After a mean follow-up of 37.1 months, we found no significant differences between the two groups regarding the final Lysholm (p = 0.205) and Hospital for Special Surgery scores (p = 0.084). However, we only observed significant differences between the two groups in terms of the final hip-knee-ankle angle, weight-bearing line ratio, and medial proximal tibial angle (p < 0.001). Second-look arthroscopy did not reveal a significant difference in meniscal healing rate (p = 0.786).
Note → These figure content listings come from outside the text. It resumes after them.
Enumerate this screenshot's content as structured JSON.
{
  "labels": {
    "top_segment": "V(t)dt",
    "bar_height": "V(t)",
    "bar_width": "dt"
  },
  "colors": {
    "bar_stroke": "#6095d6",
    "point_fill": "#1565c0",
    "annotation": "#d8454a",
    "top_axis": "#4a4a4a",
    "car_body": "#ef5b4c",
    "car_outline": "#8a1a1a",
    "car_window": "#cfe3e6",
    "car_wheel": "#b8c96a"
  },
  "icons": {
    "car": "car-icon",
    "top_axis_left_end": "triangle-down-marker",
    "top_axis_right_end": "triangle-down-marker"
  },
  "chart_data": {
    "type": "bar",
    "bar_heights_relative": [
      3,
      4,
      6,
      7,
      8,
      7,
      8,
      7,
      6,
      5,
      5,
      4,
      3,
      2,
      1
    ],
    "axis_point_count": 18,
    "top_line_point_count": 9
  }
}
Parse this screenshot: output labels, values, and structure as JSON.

Performing HTO with the aim to achieve neutral alignment leads to similar clinical outcomes in patients with MMPRT compared to classic alignment. Although subsequent research is required, the current study provides clinical evidence for the safety and efficacy of the new targeted alignment during HTO, which may avoid long-term complications associated with overcorrection when using the traditional technique.
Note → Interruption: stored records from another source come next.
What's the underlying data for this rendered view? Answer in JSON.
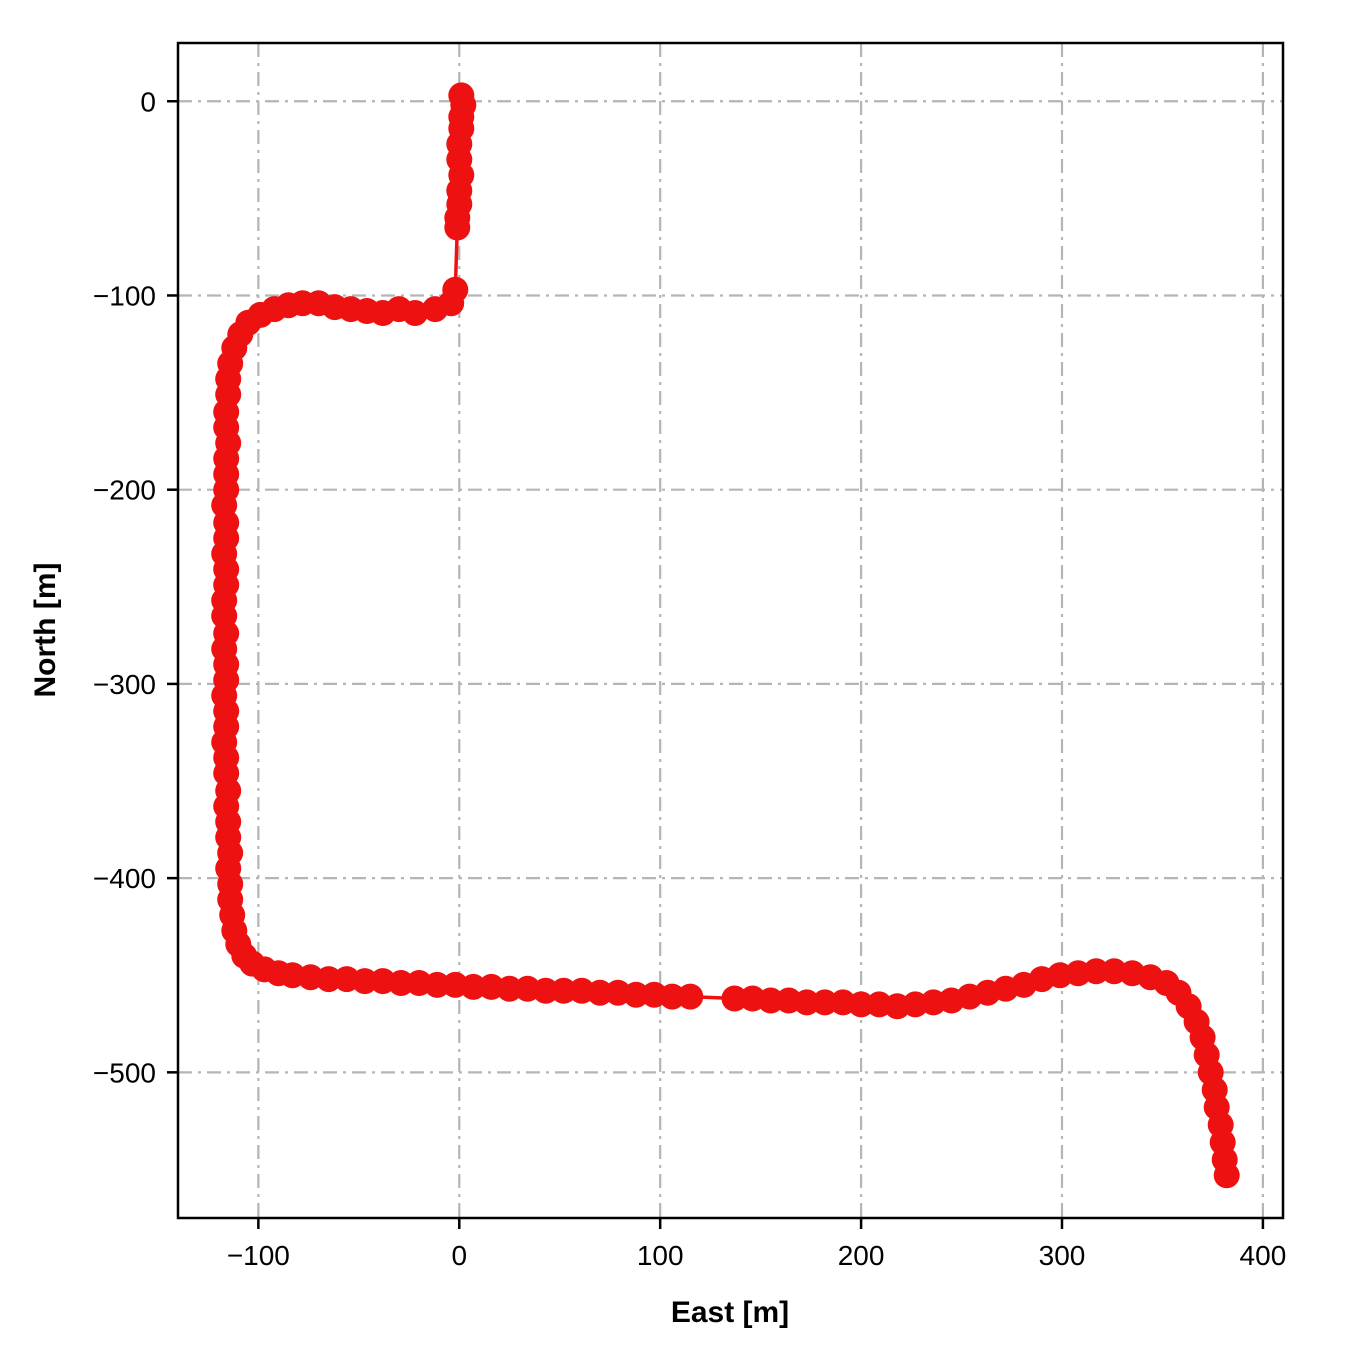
{
  "chart_data": {
    "type": "scatter",
    "title": "",
    "xlabel": "East [m]",
    "ylabel": "North [m]",
    "xlim": [
      -140,
      410
    ],
    "ylim": [
      -575,
      30
    ],
    "grid": "dash-dot",
    "legend": "none",
    "colors": {
      "series": "#ee1111",
      "grid": "#b5b5b5",
      "axis": "#000000",
      "background": "#ffffff"
    },
    "x_ticks": {
      "values": [
        -100,
        0,
        100,
        200,
        300,
        400
      ],
      "labels": [
        "−100",
        "0",
        "100",
        "200",
        "300",
        "400"
      ]
    },
    "y_ticks": {
      "values": [
        0,
        -100,
        -200,
        -300,
        -400,
        -500
      ],
      "labels": [
        "0",
        "−100",
        "−200",
        "−300",
        "−400",
        "−500"
      ]
    },
    "series": [
      {
        "name": "trajectory",
        "marker": "circle",
        "marker_radius": 13,
        "line_width": 3.5,
        "points": [
          [
            1,
            3
          ],
          [
            2,
            -2
          ],
          [
            1,
            -8
          ],
          [
            1,
            -14
          ],
          [
            0,
            -22
          ],
          [
            0,
            -30
          ],
          [
            1,
            -38
          ],
          [
            0,
            -46
          ],
          [
            0,
            -53
          ],
          [
            -1,
            -60
          ],
          [
            -1,
            -65
          ],
          [
            -2,
            -97
          ],
          [
            -4,
            -104
          ],
          [
            -12,
            -107
          ],
          [
            -22,
            -109
          ],
          [
            -30,
            -107
          ],
          [
            -38,
            -109
          ],
          [
            -46,
            -108
          ],
          [
            -54,
            -107
          ],
          [
            -62,
            -106
          ],
          [
            -70,
            -104
          ],
          [
            -78,
            -104
          ],
          [
            -85,
            -105
          ],
          [
            -92,
            -107
          ],
          [
            -99,
            -110
          ],
          [
            -105,
            -114
          ],
          [
            -109,
            -120
          ],
          [
            -112,
            -127
          ],
          [
            -114,
            -135
          ],
          [
            -115,
            -143
          ],
          [
            -115,
            -151
          ],
          [
            -116,
            -160
          ],
          [
            -116,
            -168
          ],
          [
            -115,
            -176
          ],
          [
            -116,
            -184
          ],
          [
            -116,
            -192
          ],
          [
            -116,
            -200
          ],
          [
            -117,
            -208
          ],
          [
            -116,
            -217
          ],
          [
            -116,
            -225
          ],
          [
            -117,
            -233
          ],
          [
            -116,
            -241
          ],
          [
            -116,
            -249
          ],
          [
            -117,
            -257
          ],
          [
            -117,
            -265
          ],
          [
            -116,
            -274
          ],
          [
            -117,
            -282
          ],
          [
            -116,
            -290
          ],
          [
            -116,
            -298
          ],
          [
            -117,
            -306
          ],
          [
            -116,
            -314
          ],
          [
            -116,
            -322
          ],
          [
            -117,
            -330
          ],
          [
            -116,
            -338
          ],
          [
            -116,
            -346
          ],
          [
            -115,
            -355
          ],
          [
            -116,
            -363
          ],
          [
            -115,
            -371
          ],
          [
            -115,
            -379
          ],
          [
            -114,
            -387
          ],
          [
            -115,
            -395
          ],
          [
            -114,
            -403
          ],
          [
            -114,
            -411
          ],
          [
            -113,
            -419
          ],
          [
            -112,
            -427
          ],
          [
            -110,
            -434
          ],
          [
            -107,
            -440
          ],
          [
            -103,
            -444
          ],
          [
            -97,
            -447
          ],
          [
            -90,
            -449
          ],
          [
            -83,
            -450
          ],
          [
            -74,
            -451
          ],
          [
            -65,
            -452
          ],
          [
            -56,
            -452
          ],
          [
            -47,
            -453
          ],
          [
            -38,
            -453
          ],
          [
            -29,
            -454
          ],
          [
            -20,
            -454
          ],
          [
            -11,
            -455
          ],
          [
            -2,
            -455
          ],
          [
            7,
            -456
          ],
          [
            16,
            -456
          ],
          [
            25,
            -457
          ],
          [
            34,
            -457
          ],
          [
            43,
            -458
          ],
          [
            52,
            -458
          ],
          [
            61,
            -458
          ],
          [
            70,
            -459
          ],
          [
            79,
            -459
          ],
          [
            88,
            -460
          ],
          [
            97,
            -460
          ],
          [
            106,
            -461
          ],
          [
            115,
            -461
          ],
          [
            137,
            -462
          ],
          [
            146,
            -462
          ],
          [
            155,
            -463
          ],
          [
            164,
            -463
          ],
          [
            173,
            -464
          ],
          [
            182,
            -464
          ],
          [
            191,
            -464
          ],
          [
            200,
            -465
          ],
          [
            209,
            -465
          ],
          [
            218,
            -466
          ],
          [
            227,
            -465
          ],
          [
            236,
            -464
          ],
          [
            245,
            -463
          ],
          [
            254,
            -461
          ],
          [
            263,
            -459
          ],
          [
            272,
            -457
          ],
          [
            281,
            -455
          ],
          [
            290,
            -452
          ],
          [
            299,
            -450
          ],
          [
            308,
            -449
          ],
          [
            317,
            -448
          ],
          [
            326,
            -448
          ],
          [
            335,
            -449
          ],
          [
            344,
            -451
          ],
          [
            352,
            -454
          ],
          [
            358,
            -459
          ],
          [
            363,
            -466
          ],
          [
            367,
            -474
          ],
          [
            370,
            -482
          ],
          [
            372,
            -491
          ],
          [
            374,
            -500
          ],
          [
            376,
            -509
          ],
          [
            377,
            -518
          ],
          [
            379,
            -527
          ],
          [
            380,
            -536
          ],
          [
            381,
            -545
          ],
          [
            382,
            -553
          ]
        ]
      }
    ]
  }
}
本研究旨在比较内侧半月板后根部撕裂(MMPRT)患者行胫骨高位截骨术(HTO)时采用中性和经典靶向冠状对线的临床和影像学结果及关节镜发现。
98 例 MMPRT 患者前瞻性纳入最终队列并随机分为两组。52 例患者行 HTO 时通过 Fujisawa 点(从内侧测量整个胫骨平台宽度的 60-62.5%)进行靶向对线,纳入 A 组,46 例患者行 HTO 时通过胫骨平台宽度的 50-55%处进行靶向对线,纳入 B 组。对两组患者进行全面评估,比较临床和影像学结果及二次关节镜检查发现。
平均随访 37.1 个月后,我们发现两组最终 Lysholm(p=0.205)和特种外科医院(HSS)评分(p=0.084)无显著差异。然而,我们仅发现两组在最终髋膝踝角、负重线比值和内侧胫骨近端角方面存在显著差异(p<0.001)。二次关节镜检查发现半月板愈合率无显著差异(p=0.786)。
行 HTO 时以获得中性对线为目标与经典对线相比可使 MMPRT 患者获得相似的临床结果。尽管需要进一步研究,但本研究为 HTO 中新型靶向对线的安全性和有效性提供了临床证据,这可能避免了传统技术过度矫正相关的长期并发症。